Ce n’est qu’un début et cela ne peut qu’empirer. Imaginez que la plupart des industries américaines soient fermées. Des entreprises – comme Boeing, par exemple – vont faire faillite. Les prêts bancaires à ces entreprises seront annulés. Au fur et à mesure que ces prêts seront annulés, les banques vont avoir de gros problèmes.
Dérivé au maximum
Wall Street, totalement liée aux marchés des produits dérivés, va ressentir la pression de l’effondrement de l’économie américaine. Le plan de sauvetage de Wall Street par la Fed va commencer à s’effondrer. On parle d’une réaction nucléaire en chaîne.

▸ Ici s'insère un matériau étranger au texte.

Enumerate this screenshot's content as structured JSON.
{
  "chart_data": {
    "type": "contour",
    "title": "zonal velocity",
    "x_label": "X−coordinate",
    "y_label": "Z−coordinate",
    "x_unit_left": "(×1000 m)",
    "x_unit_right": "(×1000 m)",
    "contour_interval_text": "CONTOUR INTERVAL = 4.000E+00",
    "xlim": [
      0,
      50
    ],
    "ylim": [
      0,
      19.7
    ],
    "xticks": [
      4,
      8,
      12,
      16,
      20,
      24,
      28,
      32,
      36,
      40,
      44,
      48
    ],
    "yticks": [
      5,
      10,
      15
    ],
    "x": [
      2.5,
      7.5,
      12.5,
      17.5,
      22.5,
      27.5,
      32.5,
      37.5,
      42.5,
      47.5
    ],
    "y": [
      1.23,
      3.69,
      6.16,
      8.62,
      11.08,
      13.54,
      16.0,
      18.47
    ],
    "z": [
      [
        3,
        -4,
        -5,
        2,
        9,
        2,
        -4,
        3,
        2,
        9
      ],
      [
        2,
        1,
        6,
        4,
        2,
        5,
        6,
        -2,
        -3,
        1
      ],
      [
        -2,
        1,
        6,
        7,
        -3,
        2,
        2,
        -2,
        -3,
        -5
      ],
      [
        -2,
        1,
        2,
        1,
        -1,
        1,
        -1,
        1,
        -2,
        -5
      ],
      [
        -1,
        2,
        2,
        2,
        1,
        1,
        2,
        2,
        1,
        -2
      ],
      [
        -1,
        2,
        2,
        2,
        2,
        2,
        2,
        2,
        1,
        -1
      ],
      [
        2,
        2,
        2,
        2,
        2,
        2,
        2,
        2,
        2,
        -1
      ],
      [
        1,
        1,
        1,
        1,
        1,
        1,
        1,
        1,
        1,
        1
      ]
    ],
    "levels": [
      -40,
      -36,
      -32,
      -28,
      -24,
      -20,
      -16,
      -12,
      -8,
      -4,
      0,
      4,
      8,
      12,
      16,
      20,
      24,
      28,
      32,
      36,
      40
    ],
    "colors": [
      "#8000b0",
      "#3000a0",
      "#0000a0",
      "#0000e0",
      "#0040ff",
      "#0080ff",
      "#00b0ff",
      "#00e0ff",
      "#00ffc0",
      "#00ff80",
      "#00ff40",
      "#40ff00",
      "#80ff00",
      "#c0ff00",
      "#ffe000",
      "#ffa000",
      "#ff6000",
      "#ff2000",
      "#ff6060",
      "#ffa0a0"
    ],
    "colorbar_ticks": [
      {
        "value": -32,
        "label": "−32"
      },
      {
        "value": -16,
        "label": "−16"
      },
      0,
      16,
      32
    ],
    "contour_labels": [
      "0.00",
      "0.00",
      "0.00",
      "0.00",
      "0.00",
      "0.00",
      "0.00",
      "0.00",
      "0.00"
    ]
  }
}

En un mot : La Fed a perdu le contrôle de la masse monétaire aux États-Unis. Les banques peuvent maintenant créer des crédits illimités et cela prépare les États-Unis à une hyperinflation potentielle si la masse monétaire augmente sans arrêt et que la production s’effondre, comme c’est le cas actuellement parce que l’économie est en arrêt.
Si les produits dérivés commencent à imploser, la seule solution pour toutes les grandes banques du monde sera la nationalisation immédiate, au grand dam de la déesse du marché. La Deutsche Bank, également en grande difficulté, a une exposition aux produits dérivés de 7 billions d’euros, soit deux fois le PIB annuel de l’Allemagne.
Pas étonnant que les milieux d’affaires new-yorkais soient absolument terrifiés. Ils insistent sur le fait que si les États-Unis ne se remettent pas immédiatement au travail, et si ces éventuels quadrillions de dollars de produits dérivés commencent à imploser rapidement, les crises économiques qui se produiront créeront un effondrement d’une ampleur jamais vue dans l’histoire, avec des conséquences incalculables.
Ou peut-être s’agira-t-il simplement de l’étincelle qui permettra de lancer une nouvelle économie.